Beat / Wie dürfen wir uns dein Studio vorstellen?

Ingo / Früher habe ich ausschließlich mit analogem Equipment produziert und bin dann mithilfe meiner Produzentenkollegen Johannes Heil und Reboot auf ein digitales Studio umgestiegen. Mittlerweile komme ich mit meiner DAW sehr gut zurecht und liebe meine UAD-Karten. Ich benutze aktuell Cubase 5 und überlege den Umstieg auf Ableton Live, da diese Software einen sehr innovativen Ansatz bietet. Wenn ich mit Johannes Heil an unserem Projekt „High Com“ arbeite, nutzen wir Ableton Live und ich muss sagen, ich bin ganz schön angetan von diesem Programm. Viele meiner Sounds sind samplebasiert und ich frickle zusätzlich sehr gerne mit kostenlosen VSTIs herum, die in eurem Magazin und bei KVR jeden Monat neu vorgestellt werden. Sehr gerne verwende ich den „Jupiter-8“ von Arturia und die „String Machine“ von M-Audio. Des Weiteren habe ich mir gerade Komplete 7 mit fast allen Libraries bestellt und werde mich nach der Installation direkt an ein neues Album setzen. Am Wichtigsten ist für mich im Studio jedoch eine gute Abhöre und ein ergonomischer Arbeitsplatz. Als Masterkeyboard verwende ich einen Novation SL-61 samt Automap-Funktion und als Controller den Steinberg CC121.

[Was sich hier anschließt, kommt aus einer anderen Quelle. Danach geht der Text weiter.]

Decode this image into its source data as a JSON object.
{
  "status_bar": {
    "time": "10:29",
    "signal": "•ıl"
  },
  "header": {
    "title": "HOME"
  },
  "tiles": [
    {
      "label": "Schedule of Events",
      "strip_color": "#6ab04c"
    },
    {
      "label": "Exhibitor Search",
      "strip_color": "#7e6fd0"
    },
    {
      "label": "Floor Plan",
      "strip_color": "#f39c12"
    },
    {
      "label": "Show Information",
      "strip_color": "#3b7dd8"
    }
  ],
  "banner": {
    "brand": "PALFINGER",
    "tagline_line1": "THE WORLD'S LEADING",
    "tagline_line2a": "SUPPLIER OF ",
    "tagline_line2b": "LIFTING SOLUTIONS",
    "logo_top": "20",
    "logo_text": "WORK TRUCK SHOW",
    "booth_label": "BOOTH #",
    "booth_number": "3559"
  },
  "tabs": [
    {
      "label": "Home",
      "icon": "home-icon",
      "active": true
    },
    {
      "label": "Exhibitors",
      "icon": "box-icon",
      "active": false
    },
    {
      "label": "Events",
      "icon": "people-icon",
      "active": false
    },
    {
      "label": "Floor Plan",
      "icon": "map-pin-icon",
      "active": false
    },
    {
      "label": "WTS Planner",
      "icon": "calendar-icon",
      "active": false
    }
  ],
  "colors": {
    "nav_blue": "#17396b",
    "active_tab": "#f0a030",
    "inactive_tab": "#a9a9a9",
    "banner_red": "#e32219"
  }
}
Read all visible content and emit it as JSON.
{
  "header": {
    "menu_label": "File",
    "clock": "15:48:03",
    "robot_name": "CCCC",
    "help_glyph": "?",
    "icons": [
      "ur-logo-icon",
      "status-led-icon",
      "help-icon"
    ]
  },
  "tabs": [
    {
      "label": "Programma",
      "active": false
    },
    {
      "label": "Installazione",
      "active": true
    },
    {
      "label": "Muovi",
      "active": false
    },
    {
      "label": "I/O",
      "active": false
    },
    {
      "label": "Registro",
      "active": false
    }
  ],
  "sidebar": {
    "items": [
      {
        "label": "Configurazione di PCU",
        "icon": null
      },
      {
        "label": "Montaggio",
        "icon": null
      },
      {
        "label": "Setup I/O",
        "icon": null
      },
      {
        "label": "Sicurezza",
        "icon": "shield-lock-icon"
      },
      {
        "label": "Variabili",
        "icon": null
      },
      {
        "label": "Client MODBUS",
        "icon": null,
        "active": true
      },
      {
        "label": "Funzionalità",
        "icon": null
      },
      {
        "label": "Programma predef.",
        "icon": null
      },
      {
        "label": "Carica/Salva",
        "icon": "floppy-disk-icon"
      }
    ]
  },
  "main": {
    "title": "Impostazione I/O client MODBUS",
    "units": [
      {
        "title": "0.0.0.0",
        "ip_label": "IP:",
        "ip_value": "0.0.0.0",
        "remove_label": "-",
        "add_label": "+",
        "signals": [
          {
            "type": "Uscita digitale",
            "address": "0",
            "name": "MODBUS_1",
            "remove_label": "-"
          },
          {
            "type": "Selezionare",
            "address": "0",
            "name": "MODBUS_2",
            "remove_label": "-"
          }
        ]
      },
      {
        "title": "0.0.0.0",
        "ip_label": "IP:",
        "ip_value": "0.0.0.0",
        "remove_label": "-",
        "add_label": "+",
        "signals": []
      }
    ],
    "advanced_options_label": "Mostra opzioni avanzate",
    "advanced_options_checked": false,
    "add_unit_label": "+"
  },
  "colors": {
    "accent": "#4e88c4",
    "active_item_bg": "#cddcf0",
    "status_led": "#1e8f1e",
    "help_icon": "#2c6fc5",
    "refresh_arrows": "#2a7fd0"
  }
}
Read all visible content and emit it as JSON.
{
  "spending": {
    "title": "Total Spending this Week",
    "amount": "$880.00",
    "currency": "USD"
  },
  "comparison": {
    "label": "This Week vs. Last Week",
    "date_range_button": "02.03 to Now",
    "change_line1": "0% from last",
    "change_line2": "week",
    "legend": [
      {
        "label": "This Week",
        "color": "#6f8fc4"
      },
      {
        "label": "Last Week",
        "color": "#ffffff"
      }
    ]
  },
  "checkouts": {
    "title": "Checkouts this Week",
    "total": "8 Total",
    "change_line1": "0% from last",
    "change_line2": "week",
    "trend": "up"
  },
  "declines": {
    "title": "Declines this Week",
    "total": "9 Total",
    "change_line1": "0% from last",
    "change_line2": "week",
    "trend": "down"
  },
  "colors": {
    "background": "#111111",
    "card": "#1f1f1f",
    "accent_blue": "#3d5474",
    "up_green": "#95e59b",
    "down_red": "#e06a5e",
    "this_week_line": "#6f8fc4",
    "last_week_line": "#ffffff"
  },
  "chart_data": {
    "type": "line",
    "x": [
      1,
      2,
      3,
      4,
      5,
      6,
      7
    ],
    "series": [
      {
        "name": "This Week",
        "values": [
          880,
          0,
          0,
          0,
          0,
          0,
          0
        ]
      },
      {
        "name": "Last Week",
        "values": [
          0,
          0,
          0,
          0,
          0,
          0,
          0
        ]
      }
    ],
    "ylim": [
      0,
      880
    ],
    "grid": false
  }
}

Beat / Du bist vom Vinylauflegen auf das digitale DJing umgestiegen. Wie kam es dazu?

Ingo / Ich habe 17 Jahre ausschließlich Platten aufgelegt. Sicher war ich speziell zu der Zeit, als ich im Plattenladen gearbeitet habe, gegen das digitale Auflegen. Die Entwicklung bleibt aber nicht stehen und die vielen Möglichkeiten, die sich mit der neuen Technik ergeben, wollte ich irgendwann nicht mehr missen. Ich setze jetzt Traktor Scratch Pro mit zwei Traktor-Kontrol-X-1-Controllern ein.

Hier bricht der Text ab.